Öllinger ortet

Sturmadler fliegen

© APA/ Schlager

Öllinger ortet "Nazidreck" in Grafs Umfeld

Nach Rechtsradikalismus-Vorwürfen gegen Mitarbeiter des Dritten Nationalratspräsidenten Martin Graf fordert Grünen-Sozialsprecher Karl Öllinger eine Erklärung und Distanzierung Grafs. Außerdem soll die Erklärung in einer Präsidiale in Anwesenheit aller Klubchefs erörtert werden. Eine Anzeige hat Öllinger noch nicht eingebracht, da noch nicht feststeht, ob die Büromitarbeiter die einschlägigen Texte tatsächlich weitergegeben haben.

"Das ist Nazidreck"
Öllinger legte Bestelllisten der beiden Mitarbeiter des Freiheitlichen, Sebastian Ploner und Marcus Vetter, beim deutschen Internet-Versandhandel "Aufruhr" vor. "Was hier bestellt wurde, ist an Eindeutigkeit nicht zu überbieten. "Das ist Nazidreck", befand der Grüne. Bei den Bestellern handle es sich nicht um "wissbegierige junge Menschen", es sei bewusst bei einem "Naziversand" bestellt worden.

Auf Ploner und Vetter verzichten
Graf kenne seit Jahresbeginn die Bestellungen sowie die Vorwürfe, FPÖ-Generalsekretär Harald Vilimsky und die Betroffenen haben die Bestellung bis jetzt nicht bestritten, so Öllinger. Graf sei nun gefordert, "auf die Mitarbeit dieser Herrschaften zu verzichten". Er geht auch davon aus, dass die Aufträge nicht gefälscht wurden.
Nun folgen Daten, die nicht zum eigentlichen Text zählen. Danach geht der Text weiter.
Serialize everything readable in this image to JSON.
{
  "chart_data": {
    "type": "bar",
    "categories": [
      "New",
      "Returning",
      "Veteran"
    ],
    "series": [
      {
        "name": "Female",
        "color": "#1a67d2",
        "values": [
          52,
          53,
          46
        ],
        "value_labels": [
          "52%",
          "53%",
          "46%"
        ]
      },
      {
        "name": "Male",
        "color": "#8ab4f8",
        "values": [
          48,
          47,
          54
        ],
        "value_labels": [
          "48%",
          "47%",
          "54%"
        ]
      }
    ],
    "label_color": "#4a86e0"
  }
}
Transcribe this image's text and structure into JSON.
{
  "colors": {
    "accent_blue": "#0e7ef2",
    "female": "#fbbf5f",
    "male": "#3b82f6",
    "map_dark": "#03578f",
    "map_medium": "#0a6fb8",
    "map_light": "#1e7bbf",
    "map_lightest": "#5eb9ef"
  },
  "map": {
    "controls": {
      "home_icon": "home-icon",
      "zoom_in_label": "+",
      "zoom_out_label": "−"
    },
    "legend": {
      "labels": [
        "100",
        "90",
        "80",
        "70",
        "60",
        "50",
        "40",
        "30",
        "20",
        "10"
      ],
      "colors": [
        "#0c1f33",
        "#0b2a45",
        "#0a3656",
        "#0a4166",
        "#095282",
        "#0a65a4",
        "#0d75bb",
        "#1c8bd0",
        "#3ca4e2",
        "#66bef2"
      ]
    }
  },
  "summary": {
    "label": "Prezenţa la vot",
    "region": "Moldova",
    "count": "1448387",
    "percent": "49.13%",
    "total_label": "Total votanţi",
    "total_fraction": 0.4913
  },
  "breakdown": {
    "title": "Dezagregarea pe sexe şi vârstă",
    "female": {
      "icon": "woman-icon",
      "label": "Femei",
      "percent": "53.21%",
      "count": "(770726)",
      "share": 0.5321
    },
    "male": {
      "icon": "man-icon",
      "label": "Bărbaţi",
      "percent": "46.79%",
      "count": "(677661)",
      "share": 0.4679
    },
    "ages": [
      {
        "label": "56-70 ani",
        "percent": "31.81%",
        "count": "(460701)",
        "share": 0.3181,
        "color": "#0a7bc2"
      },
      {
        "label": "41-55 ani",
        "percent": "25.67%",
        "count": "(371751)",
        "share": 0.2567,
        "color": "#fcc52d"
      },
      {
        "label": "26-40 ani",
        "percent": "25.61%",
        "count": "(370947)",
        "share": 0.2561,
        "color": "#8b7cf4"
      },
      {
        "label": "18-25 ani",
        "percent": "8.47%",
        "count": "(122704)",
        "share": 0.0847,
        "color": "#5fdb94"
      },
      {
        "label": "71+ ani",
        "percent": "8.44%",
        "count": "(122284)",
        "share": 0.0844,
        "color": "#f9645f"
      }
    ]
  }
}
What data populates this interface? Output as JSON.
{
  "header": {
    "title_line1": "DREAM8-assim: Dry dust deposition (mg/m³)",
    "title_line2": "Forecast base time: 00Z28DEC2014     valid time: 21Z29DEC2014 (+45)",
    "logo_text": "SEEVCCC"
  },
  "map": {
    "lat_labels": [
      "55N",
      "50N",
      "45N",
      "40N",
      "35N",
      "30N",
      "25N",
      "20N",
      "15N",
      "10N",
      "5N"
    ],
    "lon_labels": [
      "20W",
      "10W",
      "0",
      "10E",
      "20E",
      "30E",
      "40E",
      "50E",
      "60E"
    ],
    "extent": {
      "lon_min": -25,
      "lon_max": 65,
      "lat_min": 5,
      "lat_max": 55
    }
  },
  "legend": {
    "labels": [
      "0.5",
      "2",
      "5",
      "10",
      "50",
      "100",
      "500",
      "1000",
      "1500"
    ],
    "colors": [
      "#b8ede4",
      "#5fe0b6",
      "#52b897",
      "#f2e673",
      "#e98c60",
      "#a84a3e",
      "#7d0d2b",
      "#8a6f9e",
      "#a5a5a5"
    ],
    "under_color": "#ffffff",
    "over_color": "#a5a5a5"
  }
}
"Wiederbetätigung und Verhetzung"
Die bestellten Waren würden dann gegen österreichisches Recht verstoßen, wenn sie in Österreich verbreitet werden, so Öllinger. "Es geht dabei um Wiederbetätigung und Verhetzung." Eine Anzeige habe er noch nicht eingebracht: "Ich will sicher sein, dass die Sachverhaltsdarstellung Hand und Fuß hat." Etwa müsse dokumentiert sein, dass der Auftraggeber die Lieder nicht nur für sich selbst heruntergeladen, sondern Texte auch weitergegeben hat.

Arbeit für den Sturmadler
Mitarbeiter aus Grafs Büro seien außerdem für den Jugendbund "Sturmadler" aktiv, so Öllinger. Es sei nicht auszuschließen, dass bei deren Veranstaltungen nicht nur "angeblich harmlose" Lieder gesungen werden, sondern sie auch mit Songs aus der Naziszene versorgt würden. Der Internet-Versand erreicht auch österreichisches Publikum. "Das wurde und wird auch von anderen gekauft. Wir haben ein echtes Problem. Die Grenzen des Rechtsstaates werden dabei längst überschritten."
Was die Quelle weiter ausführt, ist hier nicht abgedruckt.